Where to begin?
Was at a meeting with occupational health today, referred there by my line manager due to a 'high' level absences from work. SHe asked lots of questions and for the first time I was able to be open with someone who's not my DP:
- I binge/comfort eat
- i'm so tired all the time and could sleep for hours but when I do, I feel no better
- My body aches all over
- I have a constant head ache and horrible feeling in the pit of my stomach all the time
- I'm crabby with DP and DD for no reason
- I find it so difficult to motivate myself to do anything
- my memory is shot and I have to write myself the stupidest lists (one thing I'd put down for today was have shower/wash hair!)
- I feel like I'm constantly unwell and its a long time since I've felt 'myself'
- I get so tearful and anxious going into work every day
- I find my line manager unapproachable and so difficult to gauge what mood she'll be in
- I am scared of the person I job share with, not just how she treats me but also the people we manage, yet I LOVE my actual job
- I worry all the time that I'm a crap mum and am doing things wrong
- I'm really fat and ugly and that will never change
- just feel totally worthless and pointless
- Just lost my grandad and finding it really difficult to cope with but I haven't been able to cry?

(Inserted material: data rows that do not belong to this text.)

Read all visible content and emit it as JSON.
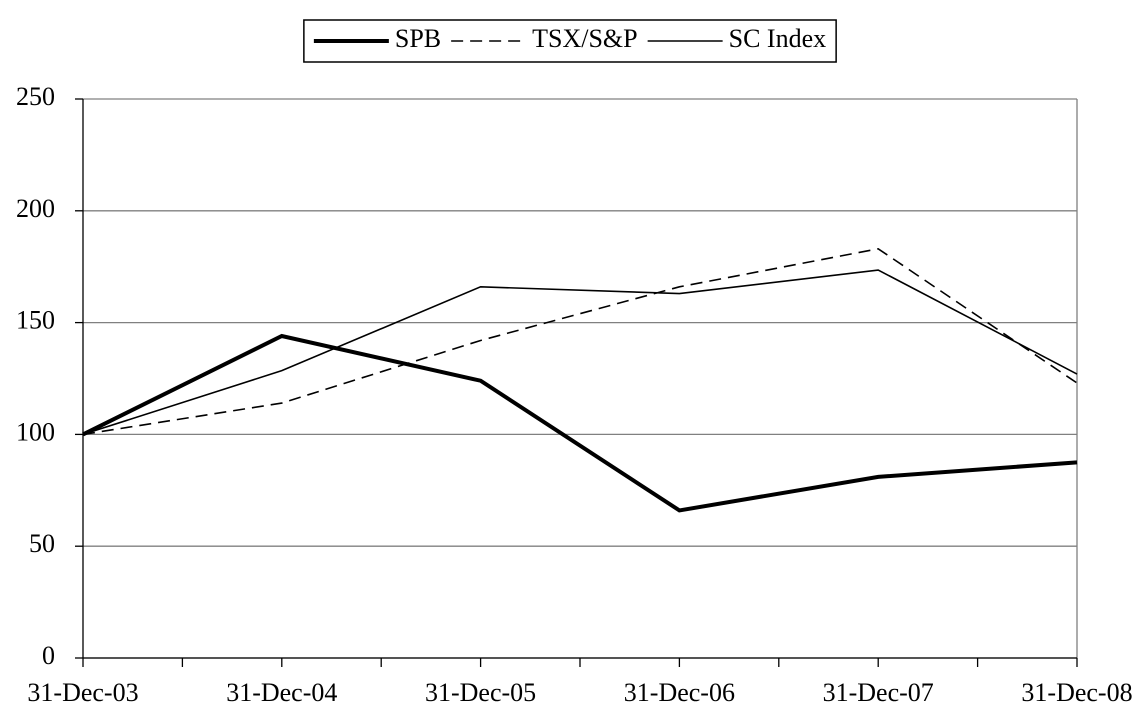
{
  "chart_data": {
    "type": "line",
    "categories": [
      "31-Dec-03",
      "31-Dec-04",
      "31-Dec-05",
      "31-Dec-06",
      "31-Dec-07",
      "31-Dec-08"
    ],
    "series": [
      {
        "name": "SPB",
        "color": "#000000",
        "width": 4,
        "dash": "none",
        "values": [
          100,
          144,
          124,
          66,
          81,
          87.5
        ]
      },
      {
        "name": "TSX/S&P",
        "color": "#000000",
        "width": 1.6,
        "dash": "12 7",
        "values": [
          100,
          114,
          142,
          166,
          183,
          123
        ]
      },
      {
        "name": "SC Index",
        "color": "#000000",
        "width": 1.6,
        "dash": "none",
        "values": [
          100,
          128.5,
          166,
          163,
          173.5,
          127
        ]
      }
    ],
    "ylim": [
      0,
      250
    ],
    "yticks": [
      0,
      50,
      100,
      150,
      200,
      250
    ],
    "grid": true,
    "legend": "top"
  }
}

Occ Health suggested getting my manager to do a work stress audit with me and I almost hyperventialted at the thought of it - how can I possibly be honest with the woman when she is part of the problem and not interested. Even Occ Health said she could see how anxious I was getting about that but that if I could manage it would be worth doing. Also recommended I see my GP as had PND after my DD was born 3 years ago and took sertraline for a while. SHe aslo advised me to ask for a referral for counselling as well anything else my GP suggested.